Spirituality and Religiosity in a Sample of African American Elders: A Life Story Approach
Department of Psychology, University of Notre Dame, South Bend, Indiana, United StatesJournal of Adult Development (Impact Factor: 0.69). 03/2002; 9(2):141-154. DOI: 10.1023/A:1015789513985
The purpose of this study was to examine reserve capacity in minority elderly and to identify the protective factors that promoted more optimal outcomes even in the face of a life filled with adversity. These notions were examined using life stories or personal accounts of the important events and experiences that shape an individual's development. Life story interviews were conducted with 10 African American elders (aged 58–88). Tape-recorded interviews were examined for thematic content. One of the themes that emerged as being important to participants' reserve potential comprised spirituality and religiosity.
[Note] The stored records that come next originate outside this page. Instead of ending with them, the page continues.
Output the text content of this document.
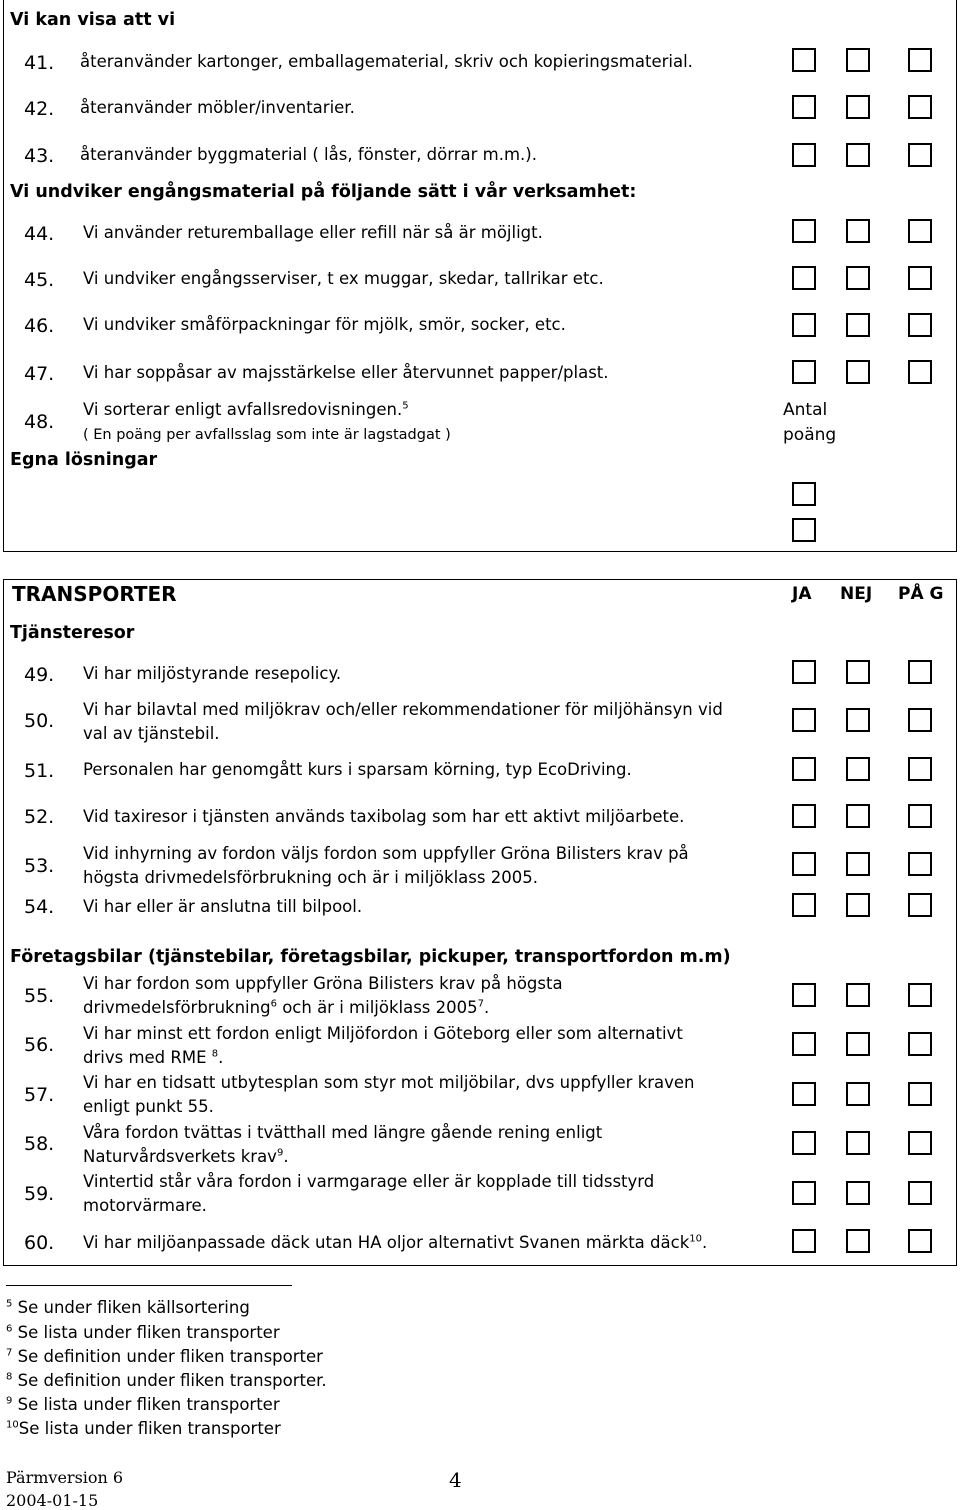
Vi kan visa att vi
41. återanvänder kartonger, emballagematerial, skriv och kopieringsmaterial.
42. återanvänder möbler/inventarier.
43. återanvänder byggmaterial ( lås, fönster, dörrar m.m.).
Vi undviker engångsmaterial på följande sätt i vår verksamhet:
44. Vi använder returemballage eller refill när så är möjligt.
45. Vi undviker engångsserviser, t ex muggar, skedar, tallrikar etc.
46. Vi undviker småförpackningar för mjölk, smör, socker, etc.
47. Vi har soppåsar av majsstärkelse eller återvunnet papper/plast.
48.
Vi sorterar enligt avfallsredovisningen.$^5$
( En poäng per avfallsslag som inte är lagstadgat )
Antal
poäng
Egna lösningar
TRANSPORTER	JA NEJ PÅ G
Tjänsteresor
49. Vi har miljöstyrande resepolicy.
50.
Vi har bilavtal med miljökrav och/eller rekommendationer för miljöhänsyn vid
val av tjänstebil.
51. Personalen har genomgått kurs i sparsam körning, typ EcoDriving.
52. Vid taxiresor i tjänsten används taxibolag som har ett aktivt miljöarbete.
53.
Vid inhyrning av fordon väljs fordon som uppfyller Gröna Bilisters krav på
högsta drivmedelsförbrukning och är i miljöklass 2005.
54. Vi har eller är anslutna till bilpool.
Företagsbilar (tjänstebilar, företagsbilar, pickuper, transportfordon m.m)
55.
Vi har fordon som uppfyller Gröna Bilisters krav på högsta
drivmedelsförbrukning$^6$ och är i miljöklass 2005$^7$.
56.
Vi har minst ett fordon enligt Miljöfordon i Göteborg eller som alternativt
drivs med RME $^8$.
57.
Vi har en tidsatt utbytesplan som styr mot miljöbilar, dvs uppfyller kraven
enligt punkt 55.
58.
Våra fordon tvättas i tvätthall med längre gående rening enligt
Naturvårdsverkets krav$^9$.
59.
Vintertid står våra fordon i varmgarage eller är kopplade till tidsstyrd
motorvärmare.
60. Vi har miljöanpassade däck utan HA oljor alternativt Svanen märkta däck$^{10}$.
$^5$ Se under fliken källsortering
$^6$ Se lista under fliken transporter
$^7$ Se definition under fliken transporter
$^8$ Se definition under fliken transporter.
$^9$ Se lista under fliken transporter
$^{10}$Se lista under fliken transporter
Pärmversion 6
2004-01-15
4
As described by the respondents, spirituality and religiosity were used as a reserve resource from which they were able to draw in times of stress, thus allowing them to grow as a result of their hardships. Overall, this research has important implications. For example, the methodology provided the opportunity to assess the process by which spirituality and religiosity contribute to well-being, either indirectly as a coping mechanism or as means of garnering social support, or more directly, via enhancing a sense of self. Descriptive accounts of this type can help to elucidate how protective factors promote more optimal outcomes and ultimately inform intervention strategies.